Джоан Данейер живет в этической вселенной, которая заставила бы содрогнуться даже самого твердолобого защитника животных. Ну может ли разумный человек всерьез верить в то, что, решая, кого спасать из пожара — ребенка или щенка, — человек должен подбросить монетку? Или в то, что охотники на уток заслуживают пожизненного заключения?
Проблема борцов за освобождение животных заключается в том, что Данейер права. Если вы воспринимаете обвинение в спесиецизме буквально, если вы всерьез убеждены в том, что наше обращение с живым существом не должно зависеть от размеров его мозга или от количества ног, жить вам в мире, где, по мнению Данейер, термиты имеют полное право сожрать ваш дом.
Как должен вести себя хороший человек?
Ненавижу своего внутреннего судью. Обычно он вылезает на свет по утрам, когда я принимаю душ или еду себе спокойно по горной дороге, выключив радио, или сплавляюсь в каяке по спокойному участку реки, где от меня не требуется особой собранности. Это мой Джимми Крикет, мой Обиван Кеноби. Он задает неудобные вопросы. Нейроученый Джошуа Грин утверждает, что это существо обитает в небольшом кусочке мозга где-то на уровне бровей — в дорсолатеральной префронтальной коре. С помощью функционального МРТ, позволяющего получить картину мозга, Грин обнаружил, что эта область включается, когда мы пытаемся логически рассуждать о сложных проблемах морального плана. В прошлый раз внутренний судья явился ко мне, когда я совершал пеший поход по Смоки-Маунтинз.

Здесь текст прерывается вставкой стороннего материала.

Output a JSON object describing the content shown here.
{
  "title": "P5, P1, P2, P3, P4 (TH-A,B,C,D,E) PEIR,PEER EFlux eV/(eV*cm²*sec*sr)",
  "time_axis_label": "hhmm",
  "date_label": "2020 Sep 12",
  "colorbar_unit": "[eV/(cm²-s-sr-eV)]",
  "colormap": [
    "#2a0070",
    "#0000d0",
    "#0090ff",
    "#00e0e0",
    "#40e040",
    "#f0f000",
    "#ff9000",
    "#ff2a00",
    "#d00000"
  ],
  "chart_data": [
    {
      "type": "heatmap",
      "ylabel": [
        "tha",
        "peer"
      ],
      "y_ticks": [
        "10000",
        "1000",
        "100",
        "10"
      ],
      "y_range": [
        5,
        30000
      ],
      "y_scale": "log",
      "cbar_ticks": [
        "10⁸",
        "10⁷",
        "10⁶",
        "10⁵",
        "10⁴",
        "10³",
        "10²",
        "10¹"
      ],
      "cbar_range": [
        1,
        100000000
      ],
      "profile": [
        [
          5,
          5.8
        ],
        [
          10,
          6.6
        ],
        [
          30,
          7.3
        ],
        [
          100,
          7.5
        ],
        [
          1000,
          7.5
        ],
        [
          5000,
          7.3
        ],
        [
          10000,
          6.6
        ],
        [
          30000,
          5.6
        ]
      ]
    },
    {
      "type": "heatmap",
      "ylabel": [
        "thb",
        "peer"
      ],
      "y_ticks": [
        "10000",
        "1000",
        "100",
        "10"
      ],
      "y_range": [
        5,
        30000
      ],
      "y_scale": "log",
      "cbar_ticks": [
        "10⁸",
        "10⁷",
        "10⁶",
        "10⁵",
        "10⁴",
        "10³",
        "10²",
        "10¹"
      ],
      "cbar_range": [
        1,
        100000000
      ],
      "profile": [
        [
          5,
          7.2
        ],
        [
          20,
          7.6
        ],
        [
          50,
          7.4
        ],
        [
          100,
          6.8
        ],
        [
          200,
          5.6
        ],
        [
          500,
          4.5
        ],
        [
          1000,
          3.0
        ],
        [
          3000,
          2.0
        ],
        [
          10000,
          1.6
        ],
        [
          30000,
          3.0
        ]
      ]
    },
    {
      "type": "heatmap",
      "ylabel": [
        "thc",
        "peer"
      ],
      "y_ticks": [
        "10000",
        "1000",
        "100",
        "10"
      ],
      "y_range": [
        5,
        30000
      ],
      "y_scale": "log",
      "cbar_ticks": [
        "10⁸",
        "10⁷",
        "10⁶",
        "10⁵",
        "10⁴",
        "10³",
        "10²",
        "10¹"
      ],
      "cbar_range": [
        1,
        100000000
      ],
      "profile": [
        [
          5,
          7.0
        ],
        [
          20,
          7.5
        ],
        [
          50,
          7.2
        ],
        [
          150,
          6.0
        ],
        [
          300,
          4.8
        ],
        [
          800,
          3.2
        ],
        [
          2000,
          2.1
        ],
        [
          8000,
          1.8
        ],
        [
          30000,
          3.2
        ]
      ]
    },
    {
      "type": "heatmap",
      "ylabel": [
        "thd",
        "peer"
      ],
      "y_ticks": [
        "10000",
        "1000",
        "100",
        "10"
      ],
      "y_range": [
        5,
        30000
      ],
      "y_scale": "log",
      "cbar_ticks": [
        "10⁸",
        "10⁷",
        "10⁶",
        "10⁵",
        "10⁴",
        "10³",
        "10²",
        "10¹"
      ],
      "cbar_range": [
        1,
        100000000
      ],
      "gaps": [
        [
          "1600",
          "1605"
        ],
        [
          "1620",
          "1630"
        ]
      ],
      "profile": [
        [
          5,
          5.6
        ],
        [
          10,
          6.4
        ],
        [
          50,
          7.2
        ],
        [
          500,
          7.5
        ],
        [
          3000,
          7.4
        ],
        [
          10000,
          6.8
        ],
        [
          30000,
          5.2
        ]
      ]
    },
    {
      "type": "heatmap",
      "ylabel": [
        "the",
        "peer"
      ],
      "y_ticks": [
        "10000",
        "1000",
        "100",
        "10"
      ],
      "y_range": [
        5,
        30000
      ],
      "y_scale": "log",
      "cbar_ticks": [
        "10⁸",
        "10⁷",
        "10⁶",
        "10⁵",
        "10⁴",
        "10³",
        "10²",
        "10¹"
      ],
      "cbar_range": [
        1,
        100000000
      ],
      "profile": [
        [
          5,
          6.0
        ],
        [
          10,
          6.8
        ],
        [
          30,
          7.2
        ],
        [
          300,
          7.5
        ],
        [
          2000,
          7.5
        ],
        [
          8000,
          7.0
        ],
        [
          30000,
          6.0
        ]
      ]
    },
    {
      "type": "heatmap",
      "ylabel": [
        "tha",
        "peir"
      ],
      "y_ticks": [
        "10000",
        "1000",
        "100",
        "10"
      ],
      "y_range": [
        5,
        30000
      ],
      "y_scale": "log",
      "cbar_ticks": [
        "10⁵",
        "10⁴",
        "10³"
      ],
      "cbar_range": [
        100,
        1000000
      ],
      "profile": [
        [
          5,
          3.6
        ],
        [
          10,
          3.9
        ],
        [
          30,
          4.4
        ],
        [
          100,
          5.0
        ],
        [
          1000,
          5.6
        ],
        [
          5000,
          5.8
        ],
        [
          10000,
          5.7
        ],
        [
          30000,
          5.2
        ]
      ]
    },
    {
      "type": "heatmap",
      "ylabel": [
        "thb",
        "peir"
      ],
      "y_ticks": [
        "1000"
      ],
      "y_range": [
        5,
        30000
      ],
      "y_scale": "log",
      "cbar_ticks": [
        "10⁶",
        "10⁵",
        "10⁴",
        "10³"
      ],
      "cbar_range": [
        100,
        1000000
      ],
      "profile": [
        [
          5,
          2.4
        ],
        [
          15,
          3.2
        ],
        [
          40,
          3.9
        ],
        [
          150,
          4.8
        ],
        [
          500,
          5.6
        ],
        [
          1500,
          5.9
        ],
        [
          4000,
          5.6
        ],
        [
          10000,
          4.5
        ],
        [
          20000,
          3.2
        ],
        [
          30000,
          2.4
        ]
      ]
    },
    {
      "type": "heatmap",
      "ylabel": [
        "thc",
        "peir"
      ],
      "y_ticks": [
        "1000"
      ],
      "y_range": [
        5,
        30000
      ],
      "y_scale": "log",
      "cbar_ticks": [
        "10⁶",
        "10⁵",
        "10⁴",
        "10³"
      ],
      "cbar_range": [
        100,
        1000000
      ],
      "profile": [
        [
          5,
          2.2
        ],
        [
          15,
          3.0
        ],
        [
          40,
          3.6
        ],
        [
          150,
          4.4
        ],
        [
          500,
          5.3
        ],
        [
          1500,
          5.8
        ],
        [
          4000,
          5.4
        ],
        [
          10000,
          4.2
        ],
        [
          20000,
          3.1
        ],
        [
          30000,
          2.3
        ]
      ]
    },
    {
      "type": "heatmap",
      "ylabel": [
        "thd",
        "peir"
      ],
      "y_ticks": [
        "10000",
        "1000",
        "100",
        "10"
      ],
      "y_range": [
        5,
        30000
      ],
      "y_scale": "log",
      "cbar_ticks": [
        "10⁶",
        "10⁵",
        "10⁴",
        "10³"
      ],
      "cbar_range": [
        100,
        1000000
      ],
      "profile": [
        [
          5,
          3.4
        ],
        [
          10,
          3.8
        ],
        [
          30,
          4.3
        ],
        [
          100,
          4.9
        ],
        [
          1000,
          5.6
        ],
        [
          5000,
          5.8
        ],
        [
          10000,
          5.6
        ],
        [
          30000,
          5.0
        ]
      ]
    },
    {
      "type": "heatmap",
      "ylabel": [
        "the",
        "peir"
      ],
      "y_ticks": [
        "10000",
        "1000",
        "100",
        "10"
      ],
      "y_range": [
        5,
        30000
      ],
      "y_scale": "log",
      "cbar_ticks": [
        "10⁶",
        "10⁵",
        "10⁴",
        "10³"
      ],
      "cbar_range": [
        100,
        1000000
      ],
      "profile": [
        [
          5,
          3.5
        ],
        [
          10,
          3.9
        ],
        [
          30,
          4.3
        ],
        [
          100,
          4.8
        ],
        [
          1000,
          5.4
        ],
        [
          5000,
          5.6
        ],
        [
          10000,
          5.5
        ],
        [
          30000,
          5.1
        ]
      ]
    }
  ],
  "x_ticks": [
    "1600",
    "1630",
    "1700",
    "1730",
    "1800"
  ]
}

В. С.: Эй, Хел, привет, это я, твой внутренний судья.
Хел: Пошел вон.
В. С.: Ну послушай хоть минутку. Вот представь, идет 1939 год, а ты живешь в небольшой деревушке под названием Дахау, недалеко от Мюнхена. Каждый день ты видишь дым из труб за забором нового «лагеря» и знаешь, что гитлеровские гунны круглые сутки топят печи, чтобы жечь в них евреев, цыган и гомосексуалистов. Прошел слух, что на некоторых заключенных нацистские доктора даже ставят болезненные медицинские опыты. Твой друг Хайнц просит тебя помочь ему заложить бомбу под бараки, где живут эсэсовцы-охранники. «Убив их, мы спасем множество жизней, — шепчет Хайнц. — Пусть мир знает правду!» Так что же, Хел, ты бы помог Хайнцу взорвать бараки и тем самым, возможно, спасти несколько тысяч людей?
Хел: Я бы струхнул.
В. С.: Знаю. Но представь, что ты храбрый и добрый человек.